Current Mac OS machines are generally limited in serious software and upgradeability again relative to Windows machines
On the pro end, Apple's application ecosystem is weak once again compared to pro-level Windows applications
It used to be that you paid a premium for Apple products but got much more or at the very least something highly differentiated for your money (esp. in the cases of early iPods vs. other MP3 players, iPhone 1 vs. other smartphones, iPad vs. other contemporary tablets, etc.).
Now you pay a premium either for less or for something that is largely undifferentiated (and often negatively so in the minor differences that do exist).
It hasn't always been the case that you're simply paying double for brushed metal and a glowing Apple logo, but it certainly feels that way now. People still want to pay for quality (hey, the aluminum case and better QA are nice), but now they have to consider the tradeoff—I can pay a lot more and get a nice metal Apple device, or I can pay a lot less and get a phone that's more configurable and flexible.
That's my own feeling, anyway.
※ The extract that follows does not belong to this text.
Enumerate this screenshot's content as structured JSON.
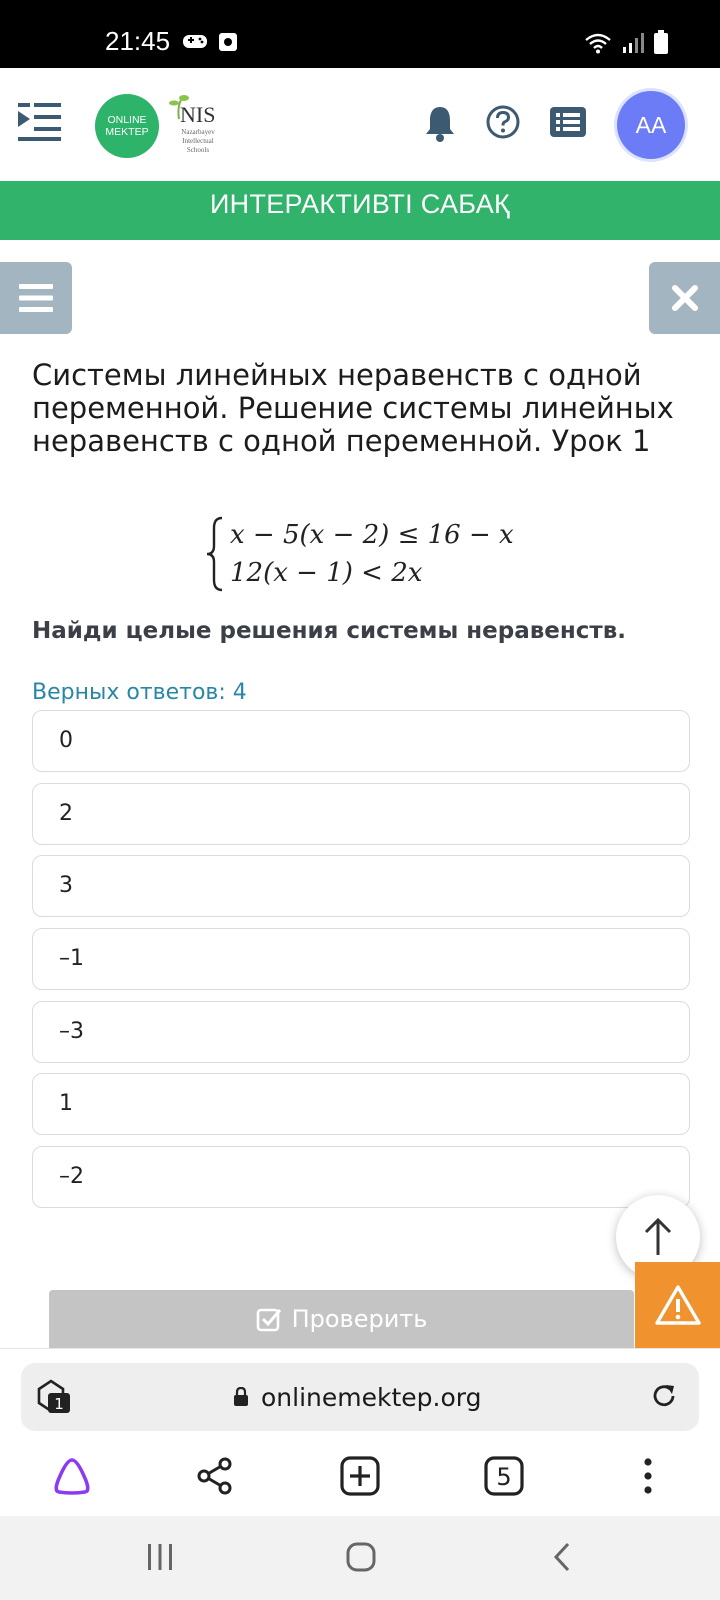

I'd love to have the nice finish of an iOS device, but even if there was price parity I couldn't give up the flexibility of Android. I don't want to be tied down to Apple's visuals, Apple's icon positioning, Apple's version of KHTML, Apple's take on the (non-)filesystem and so on. I love Mac OS as well, or at least I have done since OS X, but the new Macbook Pros are limiting and I'm seriously considering getting a Windows laptop for my next purchase, just so that I can access hard drive, memory, and so on.
Apple has begun to fetishize itself, rather than fetishize overall UX.
STOP . AMERICA . NOW
Phones are like computers.
They aren't "like computers" they ARE computers. They are computers that happen to be able to make phone calls.
Why rag on Apple about this? Maybe I'm mistaken, but can you name a smartphone maker who manufactures in the US? Or PC vendor? But Apple alone is the fall guy?
I had a motorola atrix once. Easily my least favorite/least durable phone ever. I had an otter box case even, it slipped out of my hand from two feet above the ground, landed on the top corner of the phone, and entire screen turned into a spiderweb of cracks. Maybe other motorola's faired better?
Seems like the future for manufacturing in the US is the Elon Musk approach - factories employing as much automation as possible; those will provide jobs for the contractors that build them, but thereafter not so much.
Compared to his "gigafactory" which will make batteries and employ 6,500 people, the future of Tesla manufacturing will be that there are no people on the production line, at all.
Gigafactory
https://www.fastcompany.com/30...
Tesla Factory
https://www.washingtonpost.com...
Everyone loves to complain how we lost our manufacturing to China, but the truth is we began losing it a LONG time ago with the "invention" of automation. Companies bringing their manufacturing back to the U.S. will earn big rounds of applause, but in all likelihood, will only be doing so because they're determining that it's cheaper to do without the humans at all.